Having humans manually explain images by entering keywords or metadata in a large database can be time consuming and may
not capture the keywords wanted to describe the image.
These image retrieval systems involve two phases, indexing and searching, to retrieve a set of similar images from the database,
the indexing phase extracts the image features from all of the images in the database which is advanced stored in database as
feature vector. In the searching phase, the retrieval system originates the image features from an image submitted by a user (as
query image), which are later utilized for performing similarity matching on the feature vectors stored in the data- base. The image
retrieval system finally proceeds a set of images to the user with a specific similarity criterion, such as color similarity and texture
similarity. Error diffusion is a type of half toning in which the quantization residual is distributed to Neighbouring pixels that have
not yet been processed. Its main use is to convert a multi-level image into a binary image.
Block Truncation Coding, or BTC,[22] is a type of lousy image compression technique for greyscale images. It divides
the original images into blocks and then uses a quantiser to reduce the number of grey levels in each block at the same time as
maintaining the same mean and
Standard deviation. A pixel image is divided into blocks of classically 4x4 pixels. For each block the Mean and Standard
Deviation of the pixel values are calculated; these statistics generally change from block to block. The pixel values selected for
each restored, or new, block are chosen so that each block of the BTC compressed image will have (approximately) the same
mean and standard deviation as the corresponding block of the original image.
Many previous systems have been developed to improve the retrieval accuracy in the content-based image
retrieval (CBIR) system. One type of them is to pay image features derived from the compressed data stream [1]–[4].

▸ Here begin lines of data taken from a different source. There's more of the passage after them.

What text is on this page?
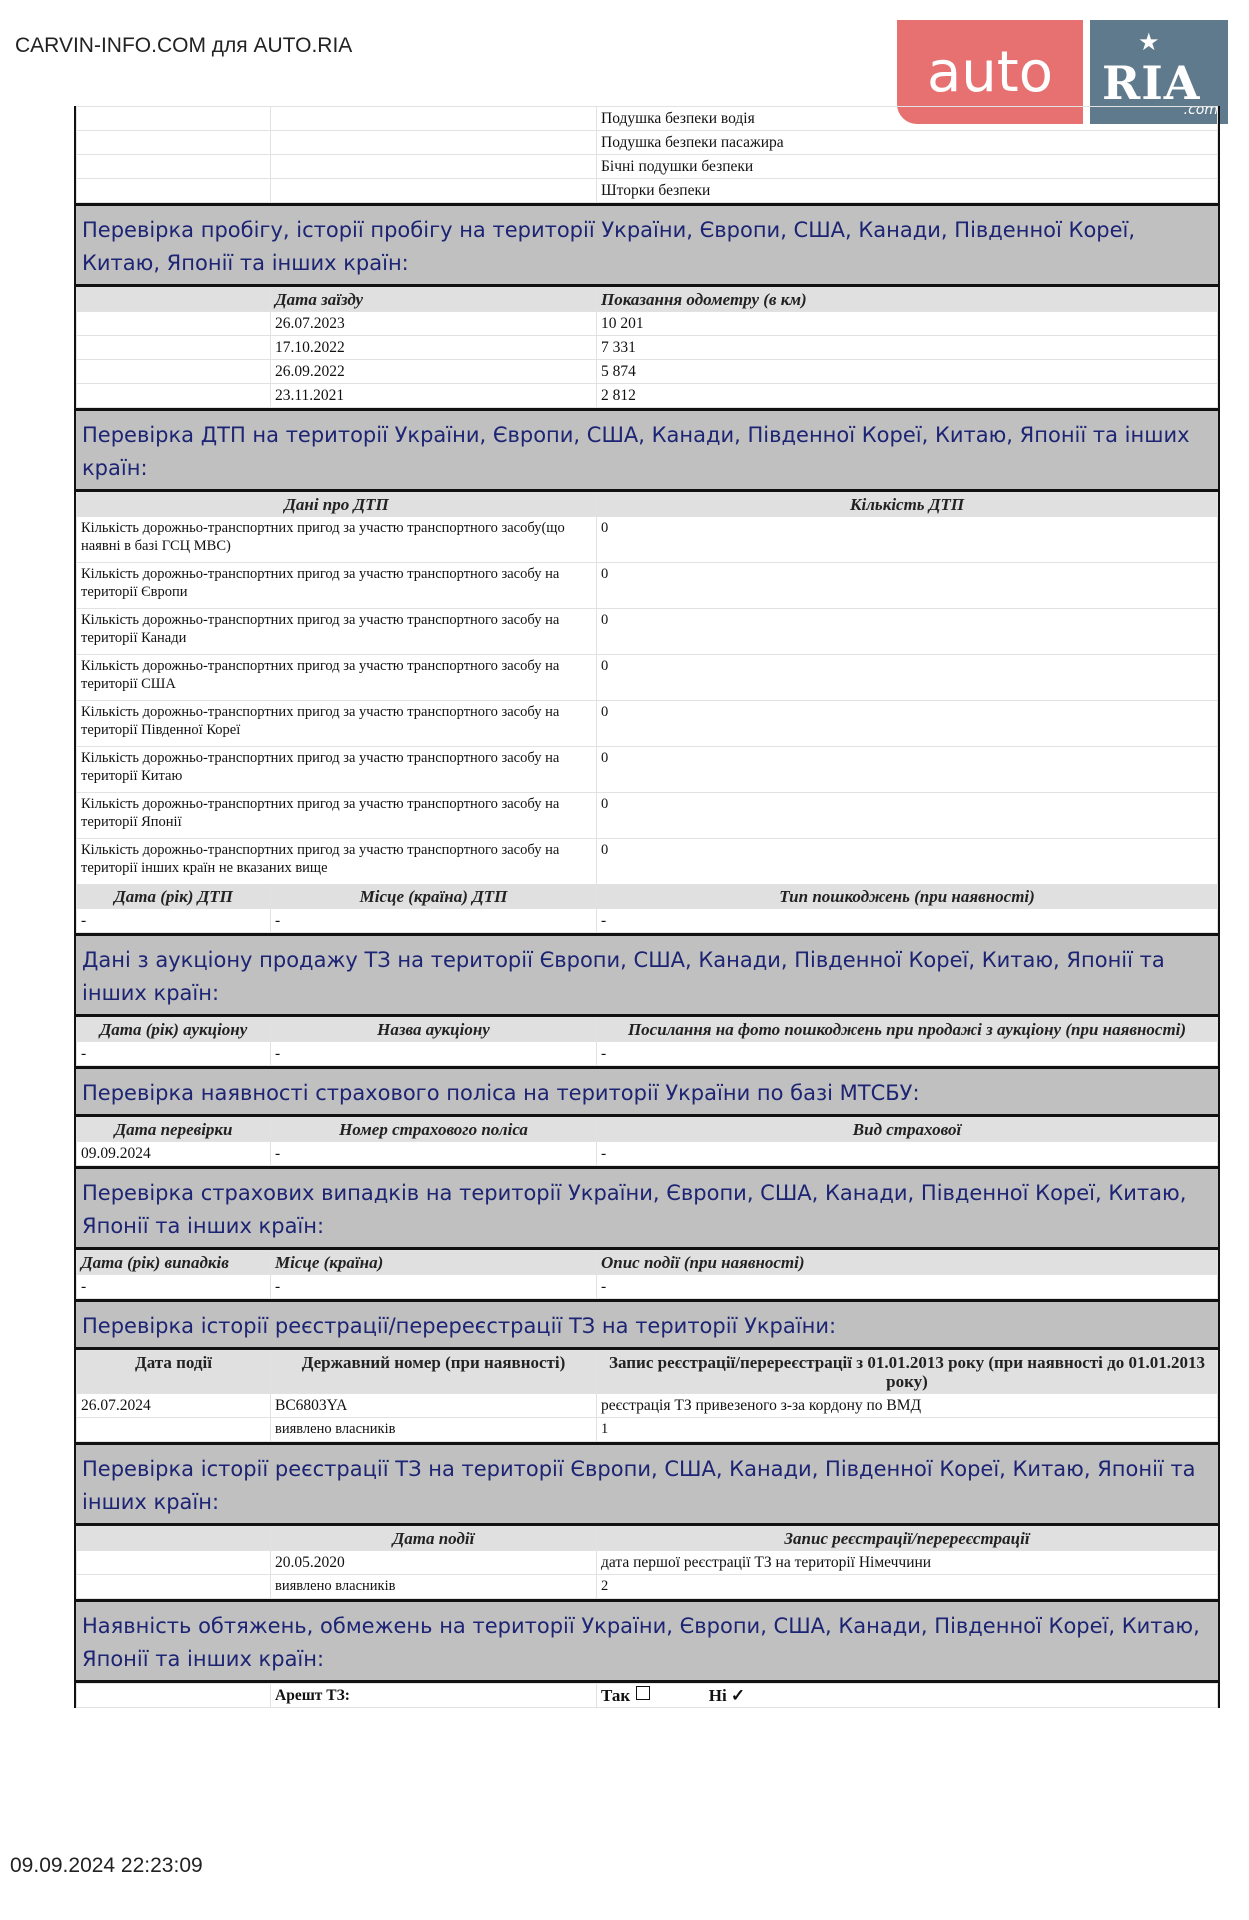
CARVIN-INFO.COM для AUTO.RIA	auto	★
RIA
.com
		Подушка безпеки водія
		Подушка безпеки пасажира
		Бічні подушки безпеки
		Шторки безпеки
Перевірка пробігу, історії пробігу на території України, Європи, США, Канади, Південної Кореї, Китаю, Японії та інших країн:
	Дата заїзду	Показання одометру (в км)
	26.07.2023	10 201
	17.10.2022	7 331
	26.09.2022	5 874
	23.11.2021	2 812
Перевірка ДТП на території України, Європи, США, Канади, Південної Кореї, Китаю, Японії та інших країн:
Дані про ДТП		Кількість ДТП
Кількість дорожньо-транспортних пригод за участю транспортного засобу(що наявні в базі ГСЦ МВС)		0
Кількість дорожньо-транспортних пригод за участю транспортного засобу на території Європи		0
Кількість дорожньо-транспортних пригод за участю транспортного засобу на території Канади		0
Кількість дорожньо-транспортних пригод за участю транспортного засобу на території США		0
Кількість дорожньо-транспортних пригод за участю транспортного засобу на території Південної Кореї		0
Кількість дорожньо-транспортних пригод за участю транспортного засобу на території Китаю		0
Кількість дорожньо-транспортних пригод за участю транспортного засобу на території Японії		0
Кількість дорожньо-транспортних пригод за участю транспортного засобу на території інших країн не вказаних вище		0
Дата (рік) ДТП	Місце (країна) ДТП	Тип пошкоджень (при наявності)
-	-	-
Дані з аукціону продажу ТЗ на території Європи, США, Канади, Південної Кореї, Китаю, Японії та інших країн:
Дата (рік) аукціону	Назва аукціону	Посилання на фото пошкоджень при продажі з аукціону (при наявності)
-	-	-
Перевірка наявності страхового поліса на території України по базі МТСБУ:
Дата перевірки	Номер страхового поліса	Вид страхової
09.09.2024	-	-
Перевірка страхових випадків на території України, Європи, США, Канади, Південної Кореї, Китаю, Японії та інших країн:
Дата (рік) випадків	Місце (країна)	Опис події (при наявності)
-	-	-
Перевірка історії реєстрації/перереєстрації ТЗ на території України:
Дата події	Державний номер (при наявності)	Запис реєстрації/перереєстрації з 01.01.2013 року (при наявності до 01.01.2013 року)
26.07.2024	BC6803YA	реєстрація ТЗ привезеного з-за кордону по ВМД
	виявлено власників	1
Перевірка історії реєстрації ТЗ на території Європи, США, Канади, Південної Кореї, Китаю, Японії та інших країн:
	Дата події	Запис реєстрації/перереєстрації
	20.05.2020	дата першої реєстрації ТЗ на території Німеччини
	виявлено власників	2
Наявність обтяжень, обмежень на території України, Європи, США, Канади, Південної Кореї, Китаю, Японії та інших країн:
	Арешт ТЗ:	Так	Ні ✓
09.09.2024 22:23:09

G. Qiu, “Color image indexing using BTC,”2003,[1] In this Block Truncation Coding is done by using Color Image indexing. It
is classical method and Decoding procedure is absent.
M. R. Gahroudi and M. R. Sarshar, “Image retrieval based on texture and color method in BTC-VQ
compressed domain,”2007,[2] in this Image Retrieval is base on texture as well as color method,here BTC-VQ domain is used. In
this also classical method is used and blocking effect and Contour false problem is present.
F.-X. Yu, H. Luo, and Z.-M. Lu, “Colour image retrieval using pattern co-occurrence matrices based on BTC and VQ,”
2011,[3[ in this by using pattern co-occurrence matrices, color image get retrieved which is based on BTC and VQ. In this Feature
extraction of different segment of image become difficult.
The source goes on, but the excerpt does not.